Über zwei Grand Prix-Prüfungen hatten sich die drei Reiter für das Finale mit Pferdewechsel qualifiziert. Dabei mussten sie nicht nur ihre eigenen, sondern auch die Pferde ihrer beiden Mitbewerber in einem Kurz-Grand Prix präsentieren. Für die Vorbereitung auf die Prüfung mit den ihnen fremden Pferden blieben ihnen nur wenige Minuten Zeit.

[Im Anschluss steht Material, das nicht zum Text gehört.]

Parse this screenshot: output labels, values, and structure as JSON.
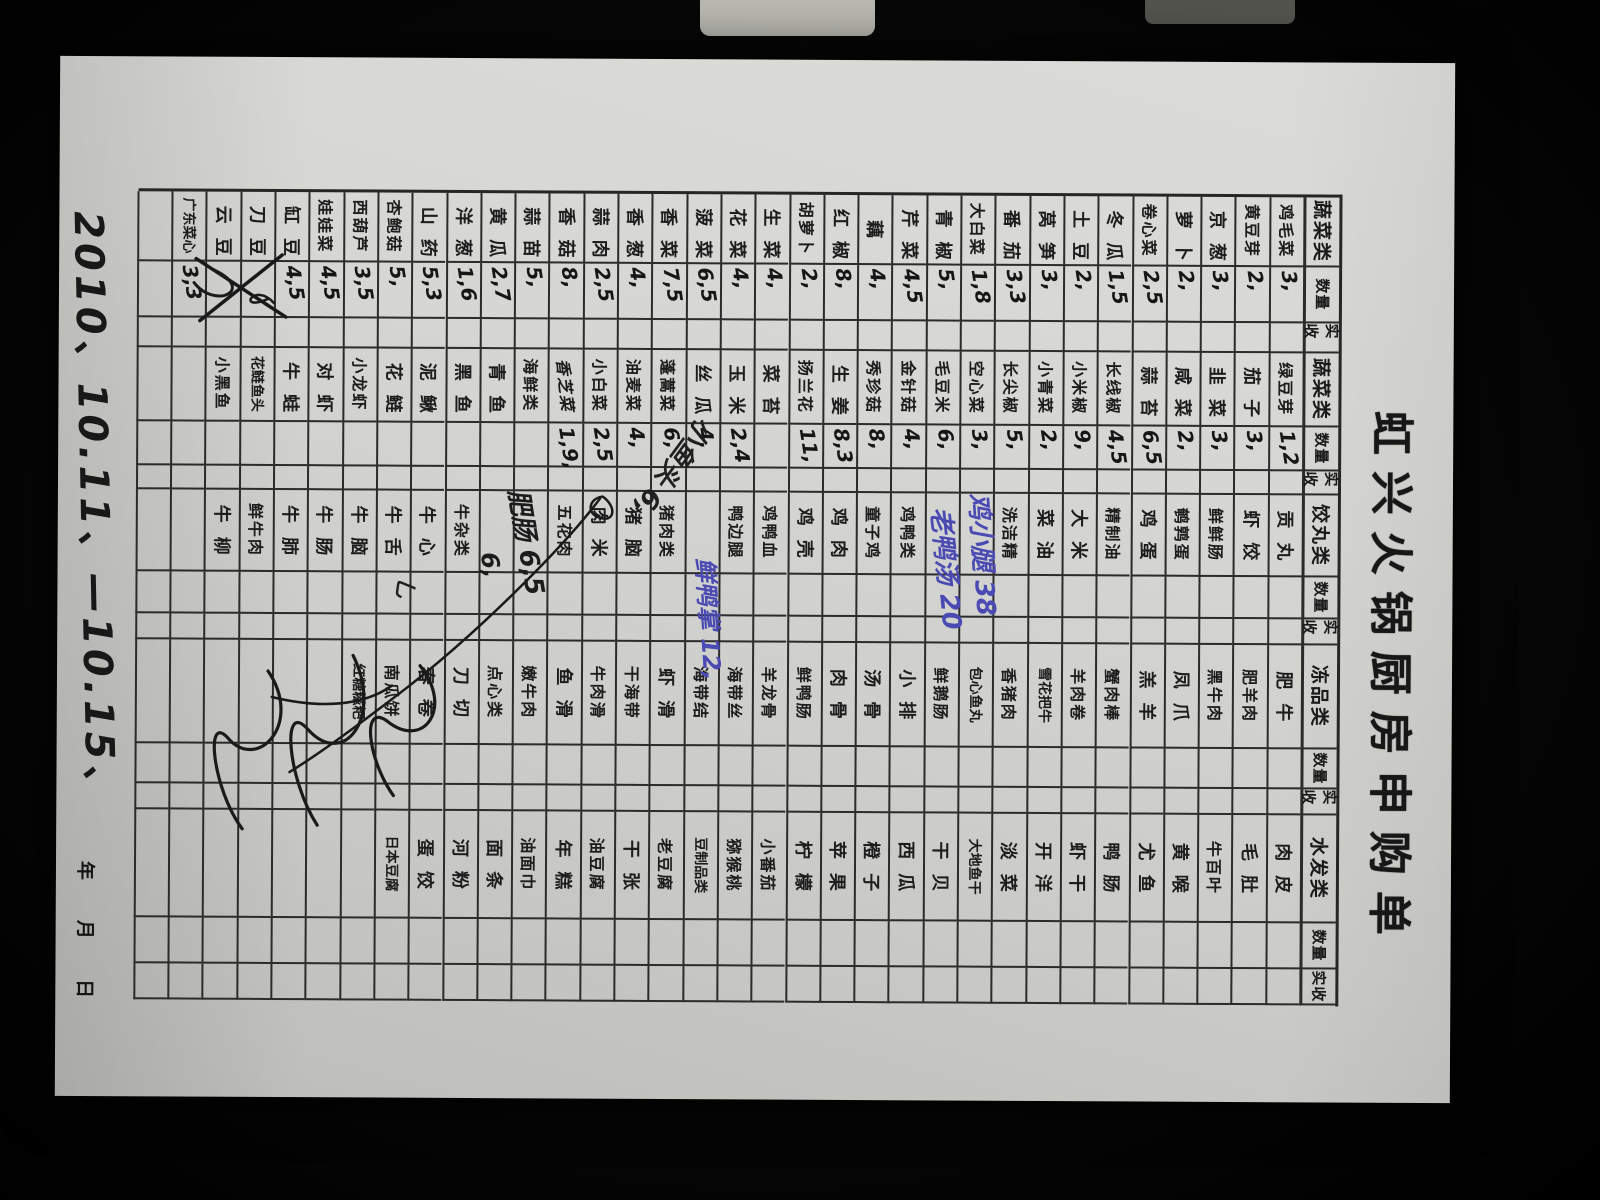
{
  "scene": {
    "background_color": "#070707",
    "paper_color": "#d6d5d2",
    "ink_blue": "#4a4ab2",
    "ink_dark": "#1c1c1c"
  },
  "form": {
    "title": "虹兴火锅厨房申购单",
    "header_labels": {
      "qty": "数量",
      "recv": "实收"
    },
    "columns": [
      {
        "header": "蔬菜类",
        "items": [
          {
            "n": "鸡毛菜",
            "q": "3,"
          },
          {
            "n": "黄豆芽",
            "q": "2,"
          },
          {
            "n": "京葱",
            "q": "3,"
          },
          {
            "n": "萝卜",
            "q": "2,"
          },
          {
            "n": "卷心菜",
            "q": "2,5"
          },
          {
            "n": "冬瓜",
            "q": "1,5"
          },
          {
            "n": "土豆",
            "q": "2,"
          },
          {
            "n": "莴笋",
            "q": "3,"
          },
          {
            "n": "番茄",
            "q": "3,3"
          },
          {
            "n": "大白菜",
            "q": "1,8"
          },
          {
            "n": "青椒",
            "q": "5,"
          },
          {
            "n": "芹菜",
            "q": "4,5"
          },
          {
            "n": "藕",
            "q": "4,"
          },
          {
            "n": "红椒",
            "q": "8,"
          },
          {
            "n": "胡萝卜",
            "q": "2,"
          },
          {
            "n": "生菜",
            "q": "4,"
          },
          {
            "n": "花菜",
            "q": "4,"
          },
          {
            "n": "菠菜",
            "q": "6,5"
          },
          {
            "n": "香菜",
            "q": "7,5"
          },
          {
            "n": "香葱",
            "q": "4,"
          },
          {
            "n": "蒜肉",
            "q": "2,5"
          },
          {
            "n": "香菇",
            "q": "8,"
          },
          {
            "n": "蒜苗",
            "q": "5,"
          },
          {
            "n": "黄瓜",
            "q": "2,7"
          },
          {
            "n": "洋葱",
            "q": "1,6"
          },
          {
            "n": "山药",
            "q": "5,3"
          },
          {
            "n": "杏鲍菇",
            "q": "5,"
          },
          {
            "n": "西葫芦",
            "q": "3,5"
          },
          {
            "n": "娃娃菜",
            "q": "4,5"
          },
          {
            "n": "缸豆",
            "q": "4,5"
          },
          {
            "n": "刀豆",
            "q": "",
            "x": 1
          },
          {
            "n": "云豆",
            "q": "",
            "x": 1
          },
          {
            "n": "广东菜心",
            "q": "3,3"
          },
          null
        ]
      },
      {
        "header": "蔬菜类",
        "items": [
          {
            "n": "绿豆芽",
            "q": "1,2"
          },
          {
            "n": "茄子",
            "q": "3,"
          },
          {
            "n": "韭菜",
            "q": "3,"
          },
          {
            "n": "咸菜",
            "q": "2,"
          },
          {
            "n": "蒜苔",
            "q": "6,5"
          },
          {
            "n": "长线椒",
            "q": "4,5"
          },
          {
            "n": "小米椒",
            "q": "9,"
          },
          {
            "n": "小青菜",
            "q": "2,"
          },
          {
            "n": "长尖椒",
            "q": "5,"
          },
          {
            "n": "空心菜",
            "q": "3,"
          },
          {
            "n": "毛豆米",
            "q": "6,"
          },
          {
            "n": "金针菇",
            "q": "4,"
          },
          {
            "n": "秀珍菇",
            "q": "8,"
          },
          {
            "n": "生姜",
            "q": "8,3"
          },
          {
            "n": "扬兰花",
            "q": "11,"
          },
          {
            "n": "菜苔",
            "q": ""
          },
          {
            "n": "玉米",
            "q": "2,4"
          },
          {
            "n": "丝瓜",
            "q": "4,"
          },
          {
            "n": "蓬蒿菜",
            "q": "6,"
          },
          {
            "n": "油麦菜",
            "q": "4,"
          },
          {
            "n": "小白菜",
            "q": "2,5"
          },
          {
            "n": "香芝菜",
            "q": "1,9,",
            "h": 1
          },
          {
            "n": "海鲜类",
            "q": "",
            "s": 1
          },
          {
            "n": "青鱼",
            "q": ""
          },
          {
            "n": "黑鱼",
            "q": ""
          },
          {
            "n": "泥鳅",
            "q": ""
          },
          {
            "n": "花鲢",
            "q": ""
          },
          {
            "n": "小龙虾",
            "q": ""
          },
          {
            "n": "对虾",
            "q": ""
          },
          {
            "n": "牛蛙",
            "q": ""
          },
          {
            "n": "花鲢鱼头",
            "q": ""
          },
          {
            "n": "小黑鱼",
            "q": ""
          },
          null,
          null
        ]
      },
      {
        "header": "饺丸类",
        "items": [
          {
            "n": "贡丸",
            "q": ""
          },
          {
            "n": "虾饺",
            "q": ""
          },
          {
            "n": "鲜鲜肠",
            "q": ""
          },
          {
            "n": "鹌鹑蛋",
            "q": ""
          },
          {
            "n": "鸡蛋",
            "q": ""
          },
          {
            "n": "精制油",
            "q": ""
          },
          {
            "n": "大米",
            "q": ""
          },
          {
            "n": "菜油",
            "q": ""
          },
          {
            "n": "洗洁精",
            "q": ""
          },
          null,
          null,
          {
            "n": "鸡鸭类",
            "q": "",
            "s": 1
          },
          {
            "n": "童子鸡",
            "q": ""
          },
          {
            "n": "鸡肉",
            "q": ""
          },
          {
            "n": "鸡壳",
            "q": ""
          },
          {
            "n": "鸡鸭血",
            "q": ""
          },
          {
            "n": "鸭边腿",
            "q": ""
          },
          null,
          {
            "n": "猪肉类",
            "q": "",
            "s": 1
          },
          {
            "n": "猪脑",
            "q": ""
          },
          {
            "n": "肉米",
            "q": ""
          },
          {
            "n": "五花肉",
            "q": ""
          },
          null,
          null,
          {
            "n": "牛杂类",
            "q": "",
            "s": 1
          },
          {
            "n": "牛心",
            "q": ""
          },
          {
            "n": "牛舌",
            "q": ""
          },
          {
            "n": "牛脑",
            "q": ""
          },
          {
            "n": "牛肠",
            "q": ""
          },
          {
            "n": "牛肺",
            "q": ""
          },
          {
            "n": "鲜牛肉",
            "q": ""
          },
          {
            "n": "牛柳",
            "q": ""
          },
          null,
          null
        ]
      },
      {
        "header": "冻品类",
        "items": [
          {
            "n": "肥牛",
            "q": ""
          },
          {
            "n": "肥羊肉",
            "q": ""
          },
          {
            "n": "黑牛肉",
            "q": ""
          },
          {
            "n": "凤爪",
            "q": ""
          },
          {
            "n": "羔羊",
            "q": ""
          },
          {
            "n": "蟹肉棒",
            "q": ""
          },
          {
            "n": "羊肉卷",
            "q": ""
          },
          {
            "n": "雪花把牛",
            "q": ""
          },
          {
            "n": "香猪肉",
            "q": ""
          },
          {
            "n": "包心鱼丸",
            "q": ""
          },
          {
            "n": "鲜鹅肠",
            "q": ""
          },
          {
            "n": "小排",
            "q": ""
          },
          {
            "n": "汤骨",
            "q": ""
          },
          {
            "n": "肉骨",
            "q": ""
          },
          {
            "n": "鲜鸭肠",
            "q": ""
          },
          {
            "n": "羊龙骨",
            "q": ""
          },
          {
            "n": "海带丝",
            "q": ""
          },
          {
            "n": "海带结",
            "q": ""
          },
          {
            "n": "虾滑",
            "q": ""
          },
          {
            "n": "干海带",
            "q": ""
          },
          {
            "n": "牛肉滑",
            "q": ""
          },
          {
            "n": "鱼滑",
            "q": ""
          },
          {
            "n": "嫩牛肉",
            "q": ""
          },
          {
            "n": "点心类",
            "q": "",
            "s": 1
          },
          {
            "n": "刀切",
            "q": ""
          },
          {
            "n": "春卷",
            "q": ""
          },
          {
            "n": "南瓜饼",
            "q": ""
          },
          {
            "n": "红糖糍粑",
            "q": ""
          },
          null,
          null,
          null,
          null,
          null,
          null
        ]
      },
      {
        "header": "水发类",
        "items": [
          {
            "n": "肉皮",
            "q": ""
          },
          {
            "n": "毛肚",
            "q": ""
          },
          {
            "n": "牛百叶",
            "q": ""
          },
          {
            "n": "黄喉",
            "q": ""
          },
          {
            "n": "尤鱼",
            "q": ""
          },
          {
            "n": "鸭肠",
            "q": ""
          },
          {
            "n": "虾干",
            "q": ""
          },
          {
            "n": "开洋",
            "q": ""
          },
          {
            "n": "淡菜",
            "q": ""
          },
          {
            "n": "大地鱼干",
            "q": ""
          },
          {
            "n": "干贝",
            "q": ""
          },
          {
            "n": "西瓜",
            "q": ""
          },
          {
            "n": "橙子",
            "q": ""
          },
          {
            "n": "苹果",
            "q": ""
          },
          {
            "n": "柠檬",
            "q": ""
          },
          {
            "n": "小番茄",
            "q": ""
          },
          {
            "n": "猕猴桃",
            "q": ""
          },
          {
            "n": "豆制品类",
            "q": "",
            "s": 1
          },
          {
            "n": "老豆腐",
            "q": ""
          },
          {
            "n": "干张",
            "q": ""
          },
          {
            "n": "油豆腐",
            "q": ""
          },
          {
            "n": "年糕",
            "q": ""
          },
          {
            "n": "油面巾",
            "q": ""
          },
          {
            "n": "面条",
            "q": ""
          },
          {
            "n": "河粉",
            "q": ""
          },
          {
            "n": "蛋饺",
            "q": ""
          },
          {
            "n": "日本豆腐",
            "q": ""
          },
          null,
          null,
          null,
          null,
          null,
          null,
          null
        ]
      }
    ],
    "annotations": [
      {
        "id": "note_a",
        "text": "鸡小腿 38",
        "color": "#4a4ab2"
      },
      {
        "id": "note_b",
        "text": "老鸭汤 20",
        "color": "#4a4ab2"
      },
      {
        "id": "note_c",
        "text": "鲜鸭掌 12,",
        "color": "#4a4ab2"
      },
      {
        "id": "note_d",
        "text": "肥肠 6,5",
        "color": "#1c1c1c"
      },
      {
        "id": "note_d2",
        "text": "6,",
        "color": "#1c1c1c"
      },
      {
        "id": "note_f",
        "text": "小鱼头 6,",
        "color": "#202020"
      },
      {
        "id": "note_tick",
        "text": "乚",
        "color": "#202020"
      }
    ],
    "date_line": {
      "handwritten": "2010、10.11、—10.15、",
      "year": "年",
      "month": "月",
      "day": "日"
    }
  }
}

Im Finale erzielte Schiergen mit seinem zwölfjährigen niederländischen Hengst Aaron mit 78,380 Prozent nicht nur das höchste Einzelergebnis, auch mit den Pferden seiner beiden Mitbewerber, dem 16-jährigen Oldenburger Peppo von Tobias Nabben sowie dem elfjährigen Oldenburger Rasputin W von Laura Blackert, zeigte er mit 73,056 und 74,815 Prozent die jeweils besten Runden des Championats. Mit total 226,251 Prozent holte sich Schiergen damit zum dritten Mal in Folge den Titel.

Schiergen, der Ende der 80er Jahre seine Lehre bei Reitmeister Jean Bemelmans (Gut Auric) absolviert hatte, schloss mit seinem vierten Sieg zu Reitmeister Hubertus Schmidt (Borchen-Etteln) auf, der das seit 1995 existierende Championat bisher fünf Mal gewann und damit die Bestenliste anführt. Sein Hengst Aaron war mit total 223,01 Prozent auch das beste Pferd im Finale.